Valve has yet to make a statement on the situation, but a video was published which showcased a huge flaw in Steam which allowed users to abuse the “forgotten password” feature in Steam’s log-in service, completely bypassing the stage where they have to enter a security code, and being granted access to reset the password of the account. This means that they could take over any account and lock the original owner out. All you would need to hack an account is a user name.
Valve have closed the loophole already, so don't worry. However, it was too late for many users. A huge amount of damage was done to many users. Among the affected are various prominent Twitch streamers, who’ve had their accounts hijacked and locked down. Valve have apparently started to impose a 5-day “ban” on accounts that have been compromised in the incident, but it’s not clear if there will be any additional consequences for those who have been affected.
Users who actively trade on the Steam Market have been worried that they might lose some of their hard-earned items, which is a real danger now that their accounts have been compromised. This is one of the main reasons for the 5-day lockdown, as it would allow Valve to carefully sort out the situation without people trading and getting in their way.
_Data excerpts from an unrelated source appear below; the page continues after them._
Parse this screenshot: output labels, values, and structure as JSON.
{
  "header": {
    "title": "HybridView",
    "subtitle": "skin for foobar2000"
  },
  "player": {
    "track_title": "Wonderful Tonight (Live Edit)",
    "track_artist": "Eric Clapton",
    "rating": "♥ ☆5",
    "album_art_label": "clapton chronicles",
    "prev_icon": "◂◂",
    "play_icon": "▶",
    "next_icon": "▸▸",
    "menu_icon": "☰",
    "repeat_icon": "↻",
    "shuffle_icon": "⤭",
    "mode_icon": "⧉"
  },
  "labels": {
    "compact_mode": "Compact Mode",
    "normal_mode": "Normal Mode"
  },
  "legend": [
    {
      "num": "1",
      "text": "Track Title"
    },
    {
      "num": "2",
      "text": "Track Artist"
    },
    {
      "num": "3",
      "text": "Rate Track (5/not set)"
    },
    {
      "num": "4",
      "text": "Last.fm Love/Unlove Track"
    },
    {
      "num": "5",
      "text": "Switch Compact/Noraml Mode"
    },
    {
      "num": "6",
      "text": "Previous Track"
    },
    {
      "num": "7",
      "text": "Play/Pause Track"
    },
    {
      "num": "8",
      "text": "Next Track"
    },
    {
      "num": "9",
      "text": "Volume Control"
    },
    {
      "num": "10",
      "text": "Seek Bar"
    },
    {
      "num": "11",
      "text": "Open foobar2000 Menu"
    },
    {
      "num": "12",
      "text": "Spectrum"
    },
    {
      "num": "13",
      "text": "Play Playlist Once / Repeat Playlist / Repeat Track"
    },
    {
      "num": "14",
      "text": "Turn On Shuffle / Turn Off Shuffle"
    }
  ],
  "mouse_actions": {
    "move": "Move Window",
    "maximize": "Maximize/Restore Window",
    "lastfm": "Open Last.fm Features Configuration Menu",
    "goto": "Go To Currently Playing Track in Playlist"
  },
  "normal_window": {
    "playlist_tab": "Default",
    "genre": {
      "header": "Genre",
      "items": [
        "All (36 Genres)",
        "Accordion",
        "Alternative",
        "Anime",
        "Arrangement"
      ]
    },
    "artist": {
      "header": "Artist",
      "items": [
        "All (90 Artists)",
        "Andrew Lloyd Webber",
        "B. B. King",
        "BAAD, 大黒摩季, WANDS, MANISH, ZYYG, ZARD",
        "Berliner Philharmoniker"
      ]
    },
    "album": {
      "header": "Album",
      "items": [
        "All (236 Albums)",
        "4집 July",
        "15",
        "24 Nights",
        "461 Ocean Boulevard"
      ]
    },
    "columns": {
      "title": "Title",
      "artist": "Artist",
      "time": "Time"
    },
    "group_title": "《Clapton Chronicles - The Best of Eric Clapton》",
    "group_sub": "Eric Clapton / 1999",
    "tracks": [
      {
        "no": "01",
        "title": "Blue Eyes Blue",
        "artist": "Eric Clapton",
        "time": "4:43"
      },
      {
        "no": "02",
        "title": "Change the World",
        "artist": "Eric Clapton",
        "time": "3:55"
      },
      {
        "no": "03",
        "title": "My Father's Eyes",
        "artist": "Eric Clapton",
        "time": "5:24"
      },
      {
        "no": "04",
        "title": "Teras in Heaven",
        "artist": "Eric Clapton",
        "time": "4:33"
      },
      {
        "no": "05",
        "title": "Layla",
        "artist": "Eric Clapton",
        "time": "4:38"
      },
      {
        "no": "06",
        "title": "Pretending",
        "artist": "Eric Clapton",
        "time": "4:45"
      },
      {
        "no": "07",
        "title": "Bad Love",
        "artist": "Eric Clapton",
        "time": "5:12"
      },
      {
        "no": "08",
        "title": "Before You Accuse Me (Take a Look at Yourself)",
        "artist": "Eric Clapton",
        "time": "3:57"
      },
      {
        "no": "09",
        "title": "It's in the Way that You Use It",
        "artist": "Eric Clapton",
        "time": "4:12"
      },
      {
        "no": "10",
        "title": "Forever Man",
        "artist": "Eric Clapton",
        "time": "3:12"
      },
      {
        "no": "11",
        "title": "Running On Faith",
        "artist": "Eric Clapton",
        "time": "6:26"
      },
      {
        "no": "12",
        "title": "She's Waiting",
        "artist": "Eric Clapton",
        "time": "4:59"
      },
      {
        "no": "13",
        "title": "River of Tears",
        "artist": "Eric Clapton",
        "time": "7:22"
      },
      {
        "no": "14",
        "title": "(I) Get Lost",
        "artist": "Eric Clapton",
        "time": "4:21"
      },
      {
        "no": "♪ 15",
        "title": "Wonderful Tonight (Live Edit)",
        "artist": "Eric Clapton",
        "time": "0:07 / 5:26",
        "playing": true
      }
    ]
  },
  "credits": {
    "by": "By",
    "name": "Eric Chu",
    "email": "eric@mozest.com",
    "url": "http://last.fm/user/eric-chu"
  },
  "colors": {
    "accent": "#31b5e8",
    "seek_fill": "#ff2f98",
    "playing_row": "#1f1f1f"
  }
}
Steam users are advised to keep an eye on their e-mail accounts. If an e-mail related to password recovery is received, the user should definitely not ignore it, and proceed to verify that their account is still accessible.
It’s important to note that the information contained in the e-mail itself is not necessary to carry out the attack. Receiving this e-mail is simply a sign that the user is being targeted with the attack. However, some have reported that even changing their password has been ineffective, as the hackers are able to simply keep resetting it over and over again, and there was no good way to stop them. However, as we pointed out already, the situation has been fixed by Valve already. If you have not logged in for a few days, it might be wise to log in now and make sure everything is ok.